As he speaks about his life and time in Hachinohe, Noah speaks a lot about the people he’s met there. It becomes clear that Noah treasures the relationships he makes.
“I think one of the things I’m lucky with in my placement is that there’s a lot of younger teachers, so we go out drinking often. We’re pretty close. One time we went on a trip to Morioka, which I heard doesn’t really happen with teachers. That was fun. It was drunk talk, but there’s a possibility of a goodbye camping trip soon.
“I’m glad to get placed in a private school where the transfers [of teachers to different schools] don’t happen so all the teachers are close.
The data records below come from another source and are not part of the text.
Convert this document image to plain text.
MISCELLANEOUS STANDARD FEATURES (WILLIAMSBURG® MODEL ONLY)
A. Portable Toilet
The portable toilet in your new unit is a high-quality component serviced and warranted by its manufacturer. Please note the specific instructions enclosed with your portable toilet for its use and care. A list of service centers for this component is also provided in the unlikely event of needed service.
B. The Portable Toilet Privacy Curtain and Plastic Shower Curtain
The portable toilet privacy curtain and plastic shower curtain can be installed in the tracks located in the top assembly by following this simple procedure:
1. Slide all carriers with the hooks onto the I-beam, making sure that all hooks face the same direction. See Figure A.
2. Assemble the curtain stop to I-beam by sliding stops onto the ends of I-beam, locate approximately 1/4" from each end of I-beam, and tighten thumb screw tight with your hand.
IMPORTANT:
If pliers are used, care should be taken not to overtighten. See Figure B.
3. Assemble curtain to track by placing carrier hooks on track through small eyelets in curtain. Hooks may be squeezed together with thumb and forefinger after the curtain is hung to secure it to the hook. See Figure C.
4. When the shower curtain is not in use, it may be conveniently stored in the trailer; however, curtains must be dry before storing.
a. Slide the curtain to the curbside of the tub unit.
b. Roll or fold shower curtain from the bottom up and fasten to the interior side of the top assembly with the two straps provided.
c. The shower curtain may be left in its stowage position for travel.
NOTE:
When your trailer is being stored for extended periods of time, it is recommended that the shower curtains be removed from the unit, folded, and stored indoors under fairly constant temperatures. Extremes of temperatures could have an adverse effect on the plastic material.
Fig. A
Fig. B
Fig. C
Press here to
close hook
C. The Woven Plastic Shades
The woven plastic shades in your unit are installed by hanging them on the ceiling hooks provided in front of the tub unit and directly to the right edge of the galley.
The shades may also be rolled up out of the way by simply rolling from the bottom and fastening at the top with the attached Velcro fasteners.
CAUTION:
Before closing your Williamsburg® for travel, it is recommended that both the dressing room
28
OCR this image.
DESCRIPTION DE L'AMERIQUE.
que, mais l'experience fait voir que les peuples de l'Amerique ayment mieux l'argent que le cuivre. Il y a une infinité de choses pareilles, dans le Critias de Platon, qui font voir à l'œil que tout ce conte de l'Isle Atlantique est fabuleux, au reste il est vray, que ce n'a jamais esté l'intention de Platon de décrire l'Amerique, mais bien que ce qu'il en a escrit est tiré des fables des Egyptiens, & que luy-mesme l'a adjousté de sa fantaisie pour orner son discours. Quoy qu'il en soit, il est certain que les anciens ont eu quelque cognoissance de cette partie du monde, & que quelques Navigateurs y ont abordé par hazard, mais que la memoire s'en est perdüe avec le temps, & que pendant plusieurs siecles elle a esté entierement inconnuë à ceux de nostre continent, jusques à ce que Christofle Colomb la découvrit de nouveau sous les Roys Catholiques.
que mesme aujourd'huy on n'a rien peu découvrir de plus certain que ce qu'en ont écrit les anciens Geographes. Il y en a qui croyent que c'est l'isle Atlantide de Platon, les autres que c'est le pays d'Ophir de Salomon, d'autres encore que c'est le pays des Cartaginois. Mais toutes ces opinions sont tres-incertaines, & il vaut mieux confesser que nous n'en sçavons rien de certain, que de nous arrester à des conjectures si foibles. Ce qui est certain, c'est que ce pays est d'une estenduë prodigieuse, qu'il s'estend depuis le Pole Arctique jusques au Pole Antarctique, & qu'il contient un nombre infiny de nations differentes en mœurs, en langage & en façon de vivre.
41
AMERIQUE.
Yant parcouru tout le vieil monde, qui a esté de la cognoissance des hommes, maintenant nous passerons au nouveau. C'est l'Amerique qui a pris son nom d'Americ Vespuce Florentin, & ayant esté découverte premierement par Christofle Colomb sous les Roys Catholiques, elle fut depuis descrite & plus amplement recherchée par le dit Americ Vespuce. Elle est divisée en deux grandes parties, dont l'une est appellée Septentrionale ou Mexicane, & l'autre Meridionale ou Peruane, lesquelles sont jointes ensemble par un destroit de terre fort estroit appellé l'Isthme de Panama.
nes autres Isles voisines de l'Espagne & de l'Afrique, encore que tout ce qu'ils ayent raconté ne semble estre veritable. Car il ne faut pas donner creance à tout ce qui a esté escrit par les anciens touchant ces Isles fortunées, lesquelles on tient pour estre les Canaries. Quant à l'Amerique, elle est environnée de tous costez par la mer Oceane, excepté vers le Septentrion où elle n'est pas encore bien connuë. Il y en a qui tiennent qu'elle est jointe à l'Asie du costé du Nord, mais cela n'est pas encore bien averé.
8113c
You can get into that groove if you can speak Japanese. I think studying Japanese in college was a good decision on my part. It helped me to get into the community.”
Now Noah is at the point where he’s established good, close relationships with his teachers. But was it was easy to create those connections when he first arrived?
“It’s definitely a struggle with the language and cultural barriers. I think with my teachers, they were all actively trying to get me involved. For me it was pretty easy to be like, ‘Yeah! I can speak your language, we can get along!’ That made it easier for me than some of the other ALTs from what I’ve heard.
“Honestly, I think placement is so important to your experience on JET. Your school and work environment is probably one of the most important aspects. If you have a bad work environment, no matter how good everything else is, it sucks the life out of you.”
Noah’s wisdom rings true for many participants of the JET Programme. Like many jobs, the work environment can make or break an employee’s experience. For people working in a foreign country, this is doubly so. It’s isolating enough to live in a foreign country where you may not have many connections; when your job also isolates you, life can seem quite bleak.
Thankfully, Noah has not had to dwell on such matters. He’s enjoyed his time in Aomori, and he looks forward to taking all that he has experienced here and using it in the future.
“When my contract ends in July I’ll be heading back to the states. Hopefully I can find a job in Chicago, but I’m looking around the Midwest. While I’m working I’ll be studying more for the foreign service officer test. That’s also a really long process, longer than JET. We all know that the JET process was very long. It’s a lot of waiting. I’ll need a job to survive while I get ready for that.”
As mentioned earlier, one of Noah’s goals is to become a diplomat for the United States. When he achieves this dream, will it take him back to Japan?
“I do hope to be placed in Japan at least once. I’m hoping that my language skill increases that possibility, but I’ve also heard stories where you speak a language but you’re never placed in the country, so it’s luck. Very much luck.
“I’ll enjoy myself wherever I’m placed. It’s a matter of how much I’ll enjoy myself. If it’s in an East Asian country I think I’ll enjoy myself more because of my interest in the relationships there. If it’s a European country I’m sure I’ll like it, but at the same time it’s like, well, it’s not my field of interest.”
Now that Noah has gone back and forth between Japan and America a few times, and will be in America for some time, he’ll be leaving behind a second home. Noah talks about the potential homesickness for Japan, a place he’s come to love.
“I think I will [miss Japan]. I’ll definitely miss the people. I still miss the people that I met in Kobe. I’ll miss cheap, good ramen. It’s one of the things I missed the most when I went back from study abroad. And also convenience stores. Convenience stores are so nice here. They’re just not in the States…
“I don’t know how we get it so good here in this country. I’ll miss it.”